Collective Amnesia or Collective Alzheimer's:
America 'Remembers' Ronald Reagan
by Paul Douglas Newman
Common Dreams
To remember Ronald Reagan as one of the greatest Presidents of the twentieth century, to replace FDR on the dime with Reagan's profile as Republicans wish to do, we are being asked to forget too much.
We are asked to forget Lebanon, where Reagan decided to "cut and run" after hundreds of Marines perished when a suicide bomber invaded their compound.
We are asked to forget the arms for hostages deal.
We are asked to forget El Salvador, where the right wing ARENA, armed with Reagan money, Reagan weapons, and Reagan military training from the School of the America's at Fort Benning, Georgia slaughtered more than 80,000 civilians in the "War on Communism."
We are asked to forget the Iran-Contra Scandal, an event that he evidently "could not recall" in response to more than one hundred questions during the Congressional hearings.
We are asked to forget the groundwork laid for nuclear disarmament by Presidents Eisenhower, Kennedy, and Nixon.
We are asked to forget the Strategic Arms Limitations Treaties I and II.
We are asked to forget the re-freezing of the Cold War following the Nixon thaw, when Reagan bellicosely denounced the Soviets as the "Evil Empire," and then joked on his weekly radio address that our missiles were ready to launch.
We are asked to forget the silly invasion of Grenada following the Lebanon disaster, and the reversal of goodwill gestures made to the Caribbean made by previous administrations, including the return of the Panama Canal.
We are asked to forget the Soviet Union's internal move to Perestroika, a groundswell that occurred over decades resulting in a generation of new Communists by 1985 who were not manufactured by Reagan's bravado, but were products of the "Evil Empire."
We are asked to forget that Reagan presided over the worst recession since the Great Depression.
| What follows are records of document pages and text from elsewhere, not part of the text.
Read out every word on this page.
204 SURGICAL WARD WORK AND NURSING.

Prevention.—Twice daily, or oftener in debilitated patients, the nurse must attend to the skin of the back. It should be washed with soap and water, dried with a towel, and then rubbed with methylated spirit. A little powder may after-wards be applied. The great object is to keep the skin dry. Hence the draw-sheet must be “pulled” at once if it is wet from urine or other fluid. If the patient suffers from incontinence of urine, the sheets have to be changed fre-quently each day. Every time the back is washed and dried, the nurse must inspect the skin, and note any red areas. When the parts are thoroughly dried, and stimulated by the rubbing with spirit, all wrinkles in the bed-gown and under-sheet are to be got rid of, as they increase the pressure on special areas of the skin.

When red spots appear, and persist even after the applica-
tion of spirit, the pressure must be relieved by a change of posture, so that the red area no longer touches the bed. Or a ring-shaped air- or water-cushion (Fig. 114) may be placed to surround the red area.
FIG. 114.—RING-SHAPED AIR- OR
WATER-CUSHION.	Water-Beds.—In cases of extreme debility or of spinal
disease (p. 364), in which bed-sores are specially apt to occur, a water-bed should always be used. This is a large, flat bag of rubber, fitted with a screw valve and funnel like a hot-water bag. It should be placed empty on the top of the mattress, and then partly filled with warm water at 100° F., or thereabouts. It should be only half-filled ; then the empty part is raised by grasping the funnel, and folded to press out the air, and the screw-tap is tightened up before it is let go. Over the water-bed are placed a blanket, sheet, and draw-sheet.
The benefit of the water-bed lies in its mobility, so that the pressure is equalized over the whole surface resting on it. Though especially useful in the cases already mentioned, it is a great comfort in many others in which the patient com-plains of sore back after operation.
We are asked to forget the enormous cuts to social welfare programs and the Veterans Administration, moves that led to such an enormous rise in the homeless population, especially evident on the streets of Washington, D.C., that even comedians felt that they had to do something to stop the bleeding with "Comic Relief."
We are asked to forget the policies that enriched agri-business at the expense of small farmers, continuing the decline of the family farm to the point that recording artists were the only ones left to uphold the Populists' mantle with "Farm-Aid."
We are asked to forget that he slashed taxes for the wealthiest, raised taxes on the poor, and then bailed out the corrupt Savings and Loan industry at taxpayer expense.
We are asked to forget that his SEC presided over such a corrupt and over-inflated stock market that the Dow saw the largest one-day crash in its history, greater than in 1929.
We are asked to forget that Reagan's economic policies effected a reversal in the trend toward greater distribution of wealth begun by Progressive Republican, Democratic, and Socialist politicians in the early twentieth centuries, and have led us to the greatest concentration of wealth today since the days of Andrew Carnegie and James Pierpont Morgan.
We are asked to forget the enormous and outrageous military contracts, for which American taxpayers paid hundreds of dollars for nuts, bolts, and toilet seats, and the nation saw defense-spending rise to astronomical heights.
We are asked to forget the Reagan Administration's opposition to the Civil Rights movement, their blocking of busing programs and cuts to Head Start meant to bring equality of opportunity to American education.
We are asked to forget that Reagan considered ketchup to be a vegetable in federal school lunch programs.
We are asked to forget "government cheese."
We are asked to forget jelly beans, splitting wood, bad b-movies, McCarthy-ite participation in Hollywood blacklisting.
We are asked to forget our history.
We are asked to forget, and forget, and forget.
And by the looks of the New York Times and Washington Post's memorials to the "Great Communicator," it appears that what historian Studs Terkel has referred to as "America's collective amnesia" is still acute.
Perhaps it is more serious than that.
Perhaps we have a national case of Alzheimer's Disease.
Perhaps our ability to remember relatively recent events has eroded, and our capacity for rational thought has diminished as well.
Perhaps we are becoming a danger to ourselves and others.
Perhaps we need admittance into a managed care facility for nations.
Perhaps we are "riding off into the sunset." How else do we explain our descent into Bushism?: our quick repetition of past economic and foreign policy blunders, our re-visitation of failed policies to solve current problems, our persistent dementia that results in trying the same things and expecting different results? As of now, there is no cure for Alzheimer's Disease, only management of the symptoms and provision of comfort until death.
Hopefully Studs Terkel is right, and we've just suffered another blow to the head from which the American people will recover, and remember, and remember, and remember.